Edge starts to break down Galaxy's apparently unconventional genre. This section hints at the importance of space in a platformer 2D or 3D. In Galaxy's case, what was once complex is now "simple and instinctive." Just like in Parish's review of Galaxy, Edge comments on the blurred distinction between 2D and 3D. Each sentence here deserves at least a page of supporting material, but for the purposes of this review, Edge had to move on.
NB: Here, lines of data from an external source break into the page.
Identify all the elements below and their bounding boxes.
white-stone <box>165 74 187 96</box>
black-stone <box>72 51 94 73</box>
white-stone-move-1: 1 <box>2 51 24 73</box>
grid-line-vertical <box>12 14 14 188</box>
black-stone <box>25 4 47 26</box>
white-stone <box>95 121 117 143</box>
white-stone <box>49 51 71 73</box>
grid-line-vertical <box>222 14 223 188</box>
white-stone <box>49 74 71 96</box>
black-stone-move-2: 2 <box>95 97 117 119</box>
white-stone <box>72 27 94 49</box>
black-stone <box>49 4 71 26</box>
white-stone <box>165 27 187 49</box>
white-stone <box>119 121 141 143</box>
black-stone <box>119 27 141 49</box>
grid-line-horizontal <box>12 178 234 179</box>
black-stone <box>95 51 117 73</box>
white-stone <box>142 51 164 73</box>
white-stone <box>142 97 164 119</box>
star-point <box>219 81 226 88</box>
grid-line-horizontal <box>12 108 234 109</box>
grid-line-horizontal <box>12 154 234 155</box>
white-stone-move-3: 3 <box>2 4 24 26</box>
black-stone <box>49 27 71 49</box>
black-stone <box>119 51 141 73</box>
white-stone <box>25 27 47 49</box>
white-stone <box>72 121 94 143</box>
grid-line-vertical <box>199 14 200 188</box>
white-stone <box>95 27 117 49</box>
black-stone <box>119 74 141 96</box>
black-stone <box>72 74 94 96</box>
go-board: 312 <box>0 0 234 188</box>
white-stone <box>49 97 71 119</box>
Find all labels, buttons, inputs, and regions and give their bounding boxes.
It lets you reach into the screen, collecting and shooting the star bits that litter the universe, grabbing on to tractor beams, steering bubbles through mazes, twanging Mario and Toad out of catapults. It lets you play the game in two ways and two places at once, and breaks a hitherto unseen barrier between the player and the action. That you can both be Mario and help him is another of Galaxy’s initially strange dislocations, but it comes to feel so comfortable that losing this godlike power is like losing an arm.
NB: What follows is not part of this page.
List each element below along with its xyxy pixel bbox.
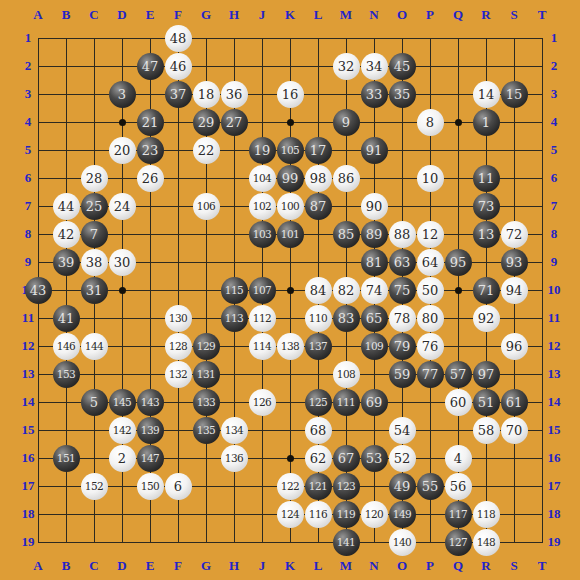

Also, as Parish mentioned, Edge writes about the how collecting starbits while simultaneously controlling Mario merges two dynamics of spacial interaction. This aspect of Galaxy's controls and interaction structurally divides and defines space (a key component to platform games) in ways never dreamed of before. "Reach into the screen," "breaks a hitherto unseen barrier," and "play the game in two ways and two places at once" are phrases that speak to the amazing unifying structure of Galaxy and of its ground breaking design.

Structurally, it’s a little more conventional – 120 stars, split into six areas comprising several galaxies each, with the ‘final’ boss coming halfway through, is an entirely familiar arrangement.

Edge even uses the word "structurally" here. In this case, Edge comments on the arrangement of the hub world by describing a formula that the previous two 3D Mario platformers (Super Mario 64, Super Mario Sunshine) have established. This is an example of how Galaxy is structured within genre conventions.

Super Mario Galaxy is a platform game, pure and simple. More so than Mario 64 is; more so than any truly 3D videogame ever made. For all its countless diversions and bizarre ideas, it keeps coming back to running, bouncing, scaling, exploring, teetering on the brink, taking your heart in your mouth and jumping off the edge of the world. For others, space is the final frontier, the furthest you can go; for Mario, it’s just like coming home.

Here, Edge claims that Super Mario Galaxy is a platform game that reins over all over other platform games and "3D games ever made." More importantly, Edge expresses that all the "countless" variety in the game all adds up to solid platforming: "It keeps coming back to running, bouncing, scaling, exploring, teetering on the brink, taking your hear in your mouth and jumping off the edge of the world." In other words, there's nothing in the game that detracts from the simple task at hand; like the original Super Mario Bros. on the NES, it's all about that jump. Even in space and the most 3D environment ever, Mario is still harmonized around that famous jump. This New Classical idea not only displays the unity in Galaxy, but in all of Mario's platform games throughout his entire series. The feeling of unity is a big part of what makes Mario games feel like Mario games.